Coronavirus: MSF s’inquiète de la pénurie mondiale d’oxygène médical

Coronavirus: MSF s’inquiète de la pénurie mondiale d’oxygène médical
AFP

L’organisation rappelle ainsi que la majorité des pays dans le monde n’ont pas accès aux différents vaccins et que, sans des investissements dans les infrastructures d’oxygène, ceux dont la maladie est grave continueront à mourir.

Selon le document « Gasping For Air » de MSF, l’oxygène est le médicament le plus crucial pour les patients souffrants sévèrement du coronavirus. Or, dans les pays à faibles revenus, les infrastructures médicales ont été négligées durant de nombreuses années, laissant l’approvisionnement en oxygène devenir largement insuffisant.

« Avant la pandémie, nous avons vu des patients atteints de pneumonie, de paludisme, de septicémie ou des bébés prématurés mourir par manque d’oxygène médical, mais le Covid-19 a mis en lumière ce problème », explique le Docteur Marc Biot, directeur des opérations de MSF.

Médecins sans frontières a notamment remarqué une disparité entre les hôpitaux des pays à revenus faibles et ceux des pays à revenus riches. « Ceux des pays à revenus faibles et moyens doivent compter sur des bouteilles d’oxygène encombrantes, coûteuses et rapidement épuisées. Alors que les hôpitaux des pays riches disposent de leur propre acheminement d’oxygène hautement concentré jusqu’au chevet des patients », explique MSF.

La ville d’Aden au Yémen est une illustration parfaite de cette pénurie mondiale, selon l’ONG. L’hôpital de la ville a été occupé à plus de 100 % ces derniers jours et a consommé 6.000 bouteilles d’oxygène par jour, tout en refusant plusieurs patients. « En tant que médecin, il est particulièrement pénible de constater que, vague après vague de Covid-19, les pays ne sont pas préparés et se retrouvent sans les médicaments essentiels dont ils ont besoin pour sauver des vies » déclare le Docteur Biot.

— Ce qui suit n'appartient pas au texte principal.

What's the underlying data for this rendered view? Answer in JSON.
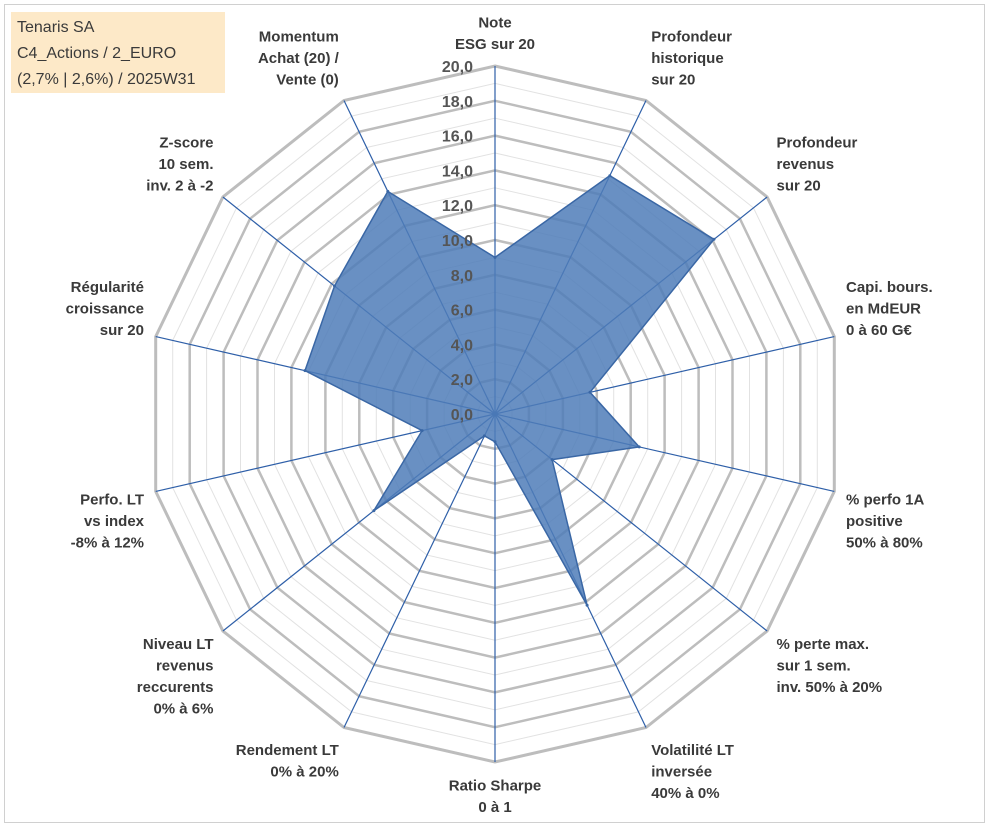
{
  "info": {
    "line1": "Tenaris SA",
    "line2": "C4_Actions / 2_EURO",
    "line3": "(2,7% | 2,6%) / 2025W31"
  },
  "chart_data": {
    "type": "radar",
    "title": "",
    "rlim": [
      0,
      20
    ],
    "ticks": [
      "0,0",
      "2,0",
      "4,0",
      "6,0",
      "8,0",
      "10,0",
      "12,0",
      "14,0",
      "16,0",
      "18,0",
      "20,0"
    ],
    "grid": true,
    "legend": "none",
    "axes": [
      [
        "Note",
        "ESG sur 20"
      ],
      [
        "Profondeur",
        "historique",
        "sur 20"
      ],
      [
        "Profondeur",
        "revenus",
        "sur 20"
      ],
      [
        "Capi. bours.",
        "en MdEUR",
        "0 à 60 G€"
      ],
      [
        "% perfo 1A",
        "positive",
        "50% à 80%"
      ],
      [
        "% perte max.",
        "sur 1 sem.",
        "inv. 50% à 20%"
      ],
      [
        "Volatilité LT",
        "inversée",
        "40% à 0%"
      ],
      [
        "Ratio Sharpe",
        "0 à 1"
      ],
      [
        "Rendement LT",
        "0% à 20%"
      ],
      [
        "Niveau LT",
        "revenus",
        "reccurents",
        "0% à 6%"
      ],
      [
        "Perfo. LT",
        "vs index",
        "-8% à 12%"
      ],
      [
        "Régularité",
        "croissance",
        "sur 20"
      ],
      [
        "Z-score",
        "10 sem.",
        "inv. 2 à -2"
      ],
      [
        "Momentum",
        "Achat (20) /",
        "Vente (0)"
      ]
    ],
    "series": [
      {
        "values": [
          9.0,
          15.2,
          16.1,
          5.6,
          8.5,
          4.2,
          12.2,
          1.6,
          1.4,
          8.9,
          4.3,
          11.2,
          11.8,
          14.2
        ]
      }
    ],
    "colors": {
      "fill": "#4f7cb8",
      "stroke": "#3a67a5",
      "grid": "#c0c0c0",
      "spoke": "#2e5fa8"
    }
  }
}
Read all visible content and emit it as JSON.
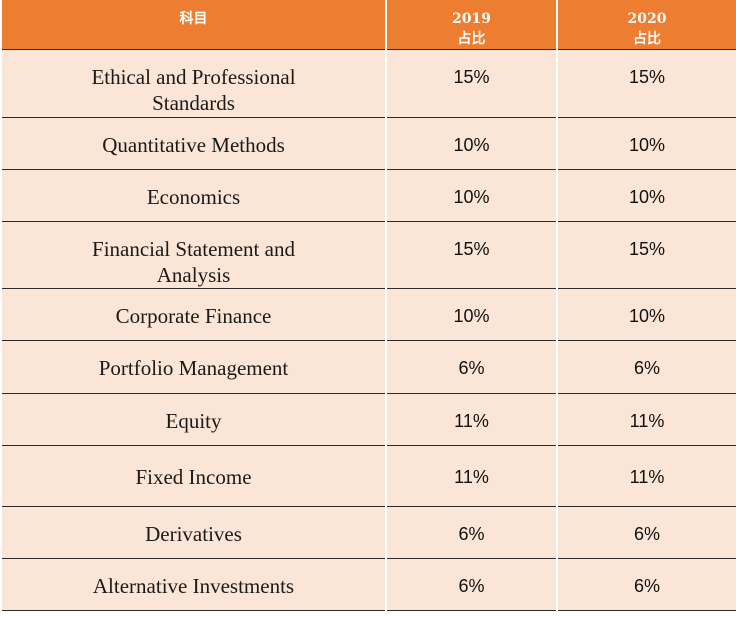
{
  "header": {
    "subject": "科目",
    "col_2019_year": "2019",
    "col_2019_label": "占比",
    "col_2020_year": "2020",
    "col_2020_label": "占比"
  },
  "rows": [
    {
      "subject": "Ethical and Professional Standards",
      "y2019": "15%",
      "y2020": "15%"
    },
    {
      "subject": "Quantitative Methods",
      "y2019": "10%",
      "y2020": "10%"
    },
    {
      "subject": "Economics",
      "y2019": "10%",
      "y2020": "10%"
    },
    {
      "subject": "Financial Statement and Analysis",
      "y2019": "15%",
      "y2020": "15%"
    },
    {
      "subject": "Corporate Finance",
      "y2019": "10%",
      "y2020": "10%"
    },
    {
      "subject": "Portfolio Management",
      "y2019": "6%",
      "y2020": "6%"
    },
    {
      "subject": "Equity",
      "y2019": "11%",
      "y2020": "11%"
    },
    {
      "subject": "Fixed Income",
      "y2019": "11%",
      "y2020": "11%"
    },
    {
      "subject": "Derivatives",
      "y2019": "6%",
      "y2020": "6%"
    },
    {
      "subject": "Alternative Investments",
      "y2019": "6%",
      "y2020": "6%"
    }
  ]
}
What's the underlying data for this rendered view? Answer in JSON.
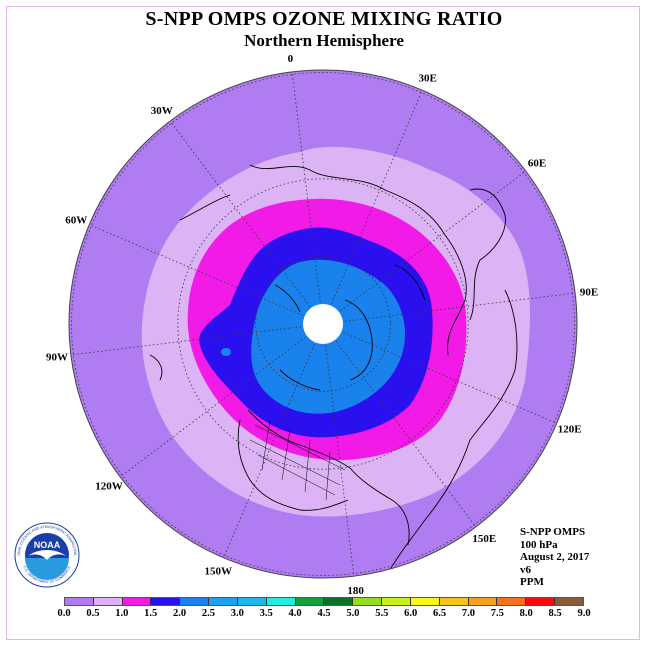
{
  "header": {
    "title": "S-NPP OMPS OZONE MIXING RATIO",
    "subtitle": "Northern Hemisphere"
  },
  "map": {
    "projection": "north-polar-stereographic",
    "hemisphere": "Northern",
    "longitude_labels": [
      {
        "lon": 90,
        "text": "90E"
      },
      {
        "lon": 60,
        "text": "60E"
      },
      {
        "lon": 30,
        "text": "30E"
      },
      {
        "lon": 0,
        "text": "0"
      },
      {
        "lon": -30,
        "text": "30W"
      },
      {
        "lon": -60,
        "text": "60W"
      },
      {
        "lon": -90,
        "text": "90W"
      },
      {
        "lon": -120,
        "text": "120W"
      },
      {
        "lon": -150,
        "text": "150W"
      },
      {
        "lon": 180,
        "text": "180"
      },
      {
        "lon": 150,
        "text": "150E"
      },
      {
        "lon": 120,
        "text": "120E"
      }
    ],
    "graticule_longitude_step_deg": 30,
    "graticule_latitudes_deg": [
      0,
      30,
      60
    ],
    "missing_data_region": "pole",
    "contour_colors": {
      "0.0-0.5": "#b07cf2",
      "0.5-1.0": "#dcb4f6",
      "1.0-1.5": "#f21ae6",
      "1.5-2.0": "#2a10ee",
      "2.0-2.5": "#1a82ec"
    }
  },
  "info": {
    "instrument": "S-NPP OMPS",
    "level": "100 hPa",
    "date": "August 2, 2017",
    "version": "v6",
    "units": "PPM"
  },
  "colorbar": {
    "colors": [
      "#b07cf2",
      "#dcb4f6",
      "#f21ae6",
      "#2a10ee",
      "#1a82ec",
      "#1aa2f0",
      "#1ab6f0",
      "#1cf0dc",
      "#10a040",
      "#0a7030",
      "#96dc1a",
      "#c8f01a",
      "#f8f81a",
      "#f8c41a",
      "#f8a01a",
      "#f87018",
      "#f80a0a",
      "#8a5a3a"
    ],
    "tick_labels": [
      "0.0",
      "0.5",
      "1.0",
      "1.5",
      "2.0",
      "2.5",
      "3.0",
      "3.5",
      "4.0",
      "4.5",
      "5.0",
      "5.5",
      "6.0",
      "6.5",
      "7.0",
      "7.5",
      "8.0",
      "8.5",
      "9.0"
    ]
  },
  "logo": {
    "text": "NOAA",
    "ring_text": "NATIONAL OCEANIC AND ATMOSPHERIC ADMINISTRATION",
    "ring_text_bottom": "U.S. DEPARTMENT OF COMMERCE",
    "colors": {
      "outer": "#ffffff",
      "ring": "#1a3ea8",
      "sea": "#2a9ae0",
      "bird": "#ffffff"
    }
  }
}
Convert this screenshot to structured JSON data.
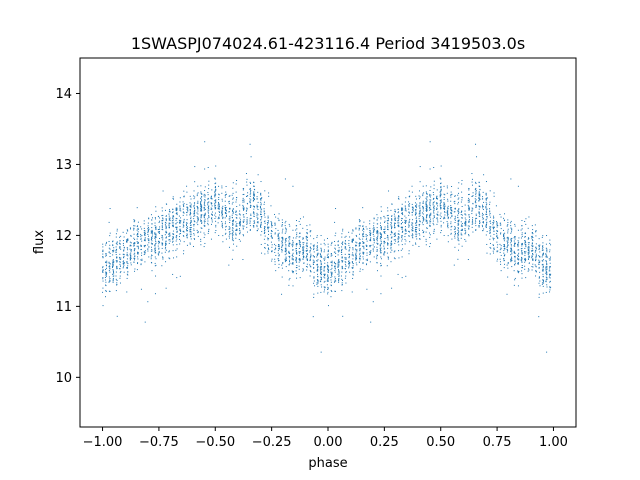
{
  "chart_data": {
    "type": "scatter",
    "title": "1SWASPJ074024.61-423116.4 Period 3419503.0s",
    "xlabel": "phase",
    "ylabel": "flux",
    "xlim": [
      -1.1,
      1.1
    ],
    "ylim": [
      9.3,
      14.5
    ],
    "x_ticks": [
      -1.0,
      -0.75,
      -0.5,
      -0.25,
      0.0,
      0.25,
      0.5,
      0.75,
      1.0
    ],
    "x_tick_labels": [
      "−1.00",
      "−0.75",
      "−0.50",
      "−0.25",
      "0.00",
      "0.25",
      "0.50",
      "0.75",
      "1.00"
    ],
    "y_ticks": [
      10,
      11,
      12,
      13,
      14
    ],
    "y_tick_labels": [
      "10",
      "11",
      "12",
      "13",
      "14"
    ],
    "grid": false,
    "marker_color": "#1f77b4",
    "series": [
      {
        "name": "",
        "profile_phase": [
          0.0,
          0.05,
          0.1,
          0.15,
          0.2,
          0.25,
          0.3,
          0.35,
          0.4,
          0.45,
          0.5,
          0.55,
          0.6,
          0.65,
          0.7,
          0.75,
          0.8,
          0.85,
          0.9,
          0.95,
          1.0
        ],
        "profile_flux": [
          11.55,
          11.65,
          11.72,
          11.85,
          11.95,
          12.0,
          12.1,
          12.2,
          12.25,
          12.35,
          12.45,
          12.3,
          12.2,
          12.45,
          12.35,
          12.05,
          11.85,
          11.75,
          11.85,
          11.6,
          11.5
        ]
      }
    ]
  }
}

Face à cette pénurie, l’organisation propose quelques solutions. Elle préconise notamment l’utilisation de plusieurs concentrateurs d’oxygène (des machines qui extraient l’oxygène de l’air) reliés entre eux pour pouvoir augmenter la capacité. La banque centrale d’oxygène créée en République démocratique du Congo lui parait également comme une solution possible.

Ces petites solutions sauvent des vies en attendant que « les gouvernements s’attaquent au sous-investissement structurel dans les infrastructures d’oxygène qui fait que certains patients ont le souffle coupé », conclut MSF.